Among these interests, the United States is the standout. Whether in encouraging partners in Asia and Africa to do more, or pressing UN agencies and the Global Fund to be strong and continue to innovate, high-level U.S. leadership – backed by bipartisan support in Congress – remains the sine qua non for continued progress. Such concentration of power and responsibility in global malaria efforts is both an opportunity and a vulnerability. If aligned closely, the United States, the Global Fund, BMGF, and others can be highly impactful in advancing elimination. Inversely, a slackening of U.S. resolve could have a very negative, deflationary effect.
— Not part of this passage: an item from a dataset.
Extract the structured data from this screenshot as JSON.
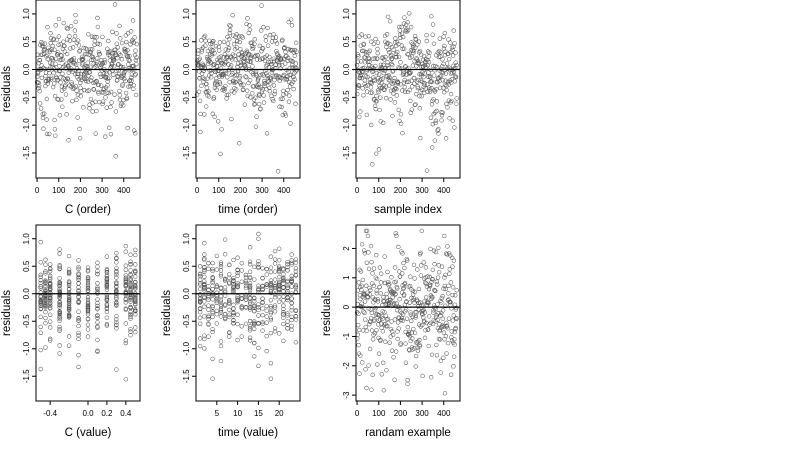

Third, there is a sober realism that the resources available for global programming will at best grow slowly above the present $3 billion mark, until or unless the countries burdened with malaria – especially those with higher means – make a greater commitment within their national budgets. But how to motivate and engage these countries to make that choice is the dominant political and diplomatic challenge.
There will be continued calls for spending more wisely and shaping markets better to pay less for inputs. To achieve either of these outcomes however will require an intensified effort. Operational research to reveal which investments yield the best health impacts takes time and diverts scarce resources away from programs. Significant cost savings may be elusive: experts caution against assuming it will be easy or simple to lower market prices for bed nets, spraying, and therapies. If anything, some future new technologies may add costs.
Fourth, militaries – the U.S. military as well as the forces of Asia and Africa – are integral to global malaria elimination. Militaries are often acutely vulnerable to infection. They can become a vector to their families and other parts of society, which has been a driving motivation for military involvement in malaria response efforts in the past. They also have exceptional reach into remote border areas where there are large mobile populations, limited health infrastructure, and rising resistance, making partnerships with militaries all the more important to reaching an elimination goal.
The time is ripe for expanding collaborations. The U.S. military has long recognized the threat malaria poses, and has consequently developed deep field research and programmatic experience and assets, concentrated in its overseas medical research laboratories, training and logistical capacities, and data systems. As a matter of policy, senior DoD officials made clear at the December 8 conference that the U.S. military is “all-in” in support of a global elimination strategy which could both advance U.S. troop readiness, strengthen partner country civilian and military institutions, and build collaborations with the Global Fund and non-governmental groups. In the Mekong Sub Region, those opportunities are growing. At the CSIS conference, the Vietnamese military surgeon general outlined his government’s priority to enlarge its own internal civil-military malaria efforts, combined with partnerships with the U.S., the Global Fund, and others. Thai and Myanmar civilian malaria directors each affirmed how important civil-military cooperation is to their respective countries; progress is underway in Thailand, while at an early point in Myanmar.
In closing, while significant challenges remain to the ambitious goal of malaria elimination, I was impressed December 8 by the dynamism, depth of expertise, confidence, and optimism of the several hundred malaria experts assembled for the day.